The lawmakers said they hope the framework will become legislation that can be attached to an annual spending bill. Congress is rushing to meet a Friday spending bill deadline to avoid a federal government shutdown.   

“We are encouraged that the bipartisan agreement framework, for the first time, recognizes some of the essential needs of assisted living communities,” Argentum President and CEO James Balda said. “So many providers across the industry are still awaiting financial relief, and this additional funding will go a long way in supporting their ongoing operational needs to care for some of the nation’s most vulnerable citizens.
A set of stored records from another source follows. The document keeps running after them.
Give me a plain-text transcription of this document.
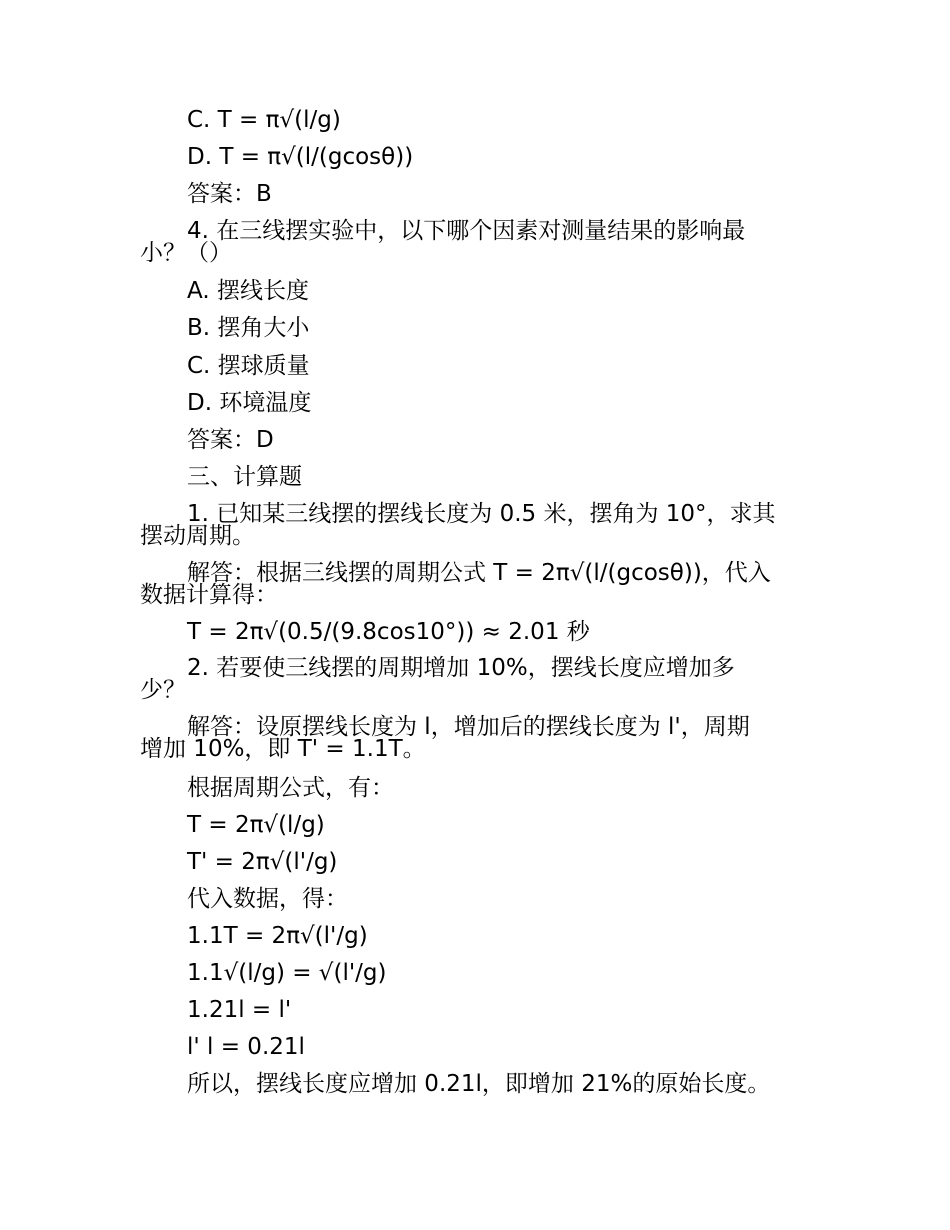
C. T = π√(l/g)

D. T = π√(l/(gcosθ))

答案：B

4. 在三线摆实验中，以下哪个因素对测量结果的影响最
小？（）

A. 摆线长度

B. 摆角大小

C. 摆球质量

D. 环境温度

答案：D

三、计算题

1. 已知某三线摆的摆线长度为 0.5 米，摆角为 10°，求其
摆动周期。
解答：根据三线摆的周期公式 T = 2π√(l/(gcosθ))，代入
数据计算得：

T = 2π√(0.5/(9.8cos10°)) ≈ 2.01 秒

2. 若要使三线摆的周期增加 10%，摆线长度应增加多
少？
解答：设原摆线长度为 l，增加后的摆线长度为 l'，周期
增加 10%，即 T' = 1.1T。

根据周期公式，有：

T = 2π√(l/g)

T' = 2π√(l'/g)

代入数据，得：

1.1T = 2π√(l'/g)

1.1√(l/g) = √(l'/g)

1.21l = l'

l' l = 0.21l

所以，摆线长度应增加 0.21l，即增加 21%的原始长度。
But it is needed now.”

Balda pointed to a recent survey of Argentum members showing that almost 40% of respondents have four months or less of operating expenses, and almost half indicated they will have to close some communities if their financial situation does not improve.

American Seniors Housing Association President David Schless echoed that the senior living industry needs help now, adding that ASHA also is calling for temporary and limited liability protections for the industry “given the likelihood of legal challenges ahead that will create additional, unnecessary and unfair financial strain on this industry.”

A spokesperson for the American Health Care Association / National Center for Assisted Living told McKnight’s Senior Living that Congress needs to pass another coronavirus relief package that prioritizes vulnerable older adults and their caregivers in long-term care facilities, giving them “a fighting chance.” 

A LeadingAge spokeswoman said the bill, as currently framed, provides relief on many fronts that will help aging services providers and the older adults they serve. The proposed extension and expansion of the Paycheck Protection Program is “a positive step,” according to the organization.

“Aging services providers across the board need access to either a first and / or second loan, which this bill framework appears to provide,” LeadingAge said. “However, we urge policymakers to allow larger nonprofit operators access to PPP dollars — the current framework is limited to smaller businesses with 300 or fewer employees.”

LeadingAge noted that the framework omits many relief measures it views as important, including relief for Housing and Urban Development-assisted affordable senior housing providers. 

“As Congress negotiates funding for state and local governments, we urge lawmakers to ensure that funds can easily be allocated to providers of aging services, through direct grants, worker pay, payment for testing or PPE, or other needed supports,” the spokeswoman noted.

Tuesday, Treasury Secretary Steven Mnuchin pitched a $916 billion proposal after Senate Majority Leader Mitch McConnell (R-KY) said he would be willing to exclude liability protections for businesses if Democrats withdraw their push for increased state and local funding — a suggestion rejected by top Democratic leaders. McConnell also proposed a separate $500 billion bill focused on aid for small business and pandemic-related liability protections for business.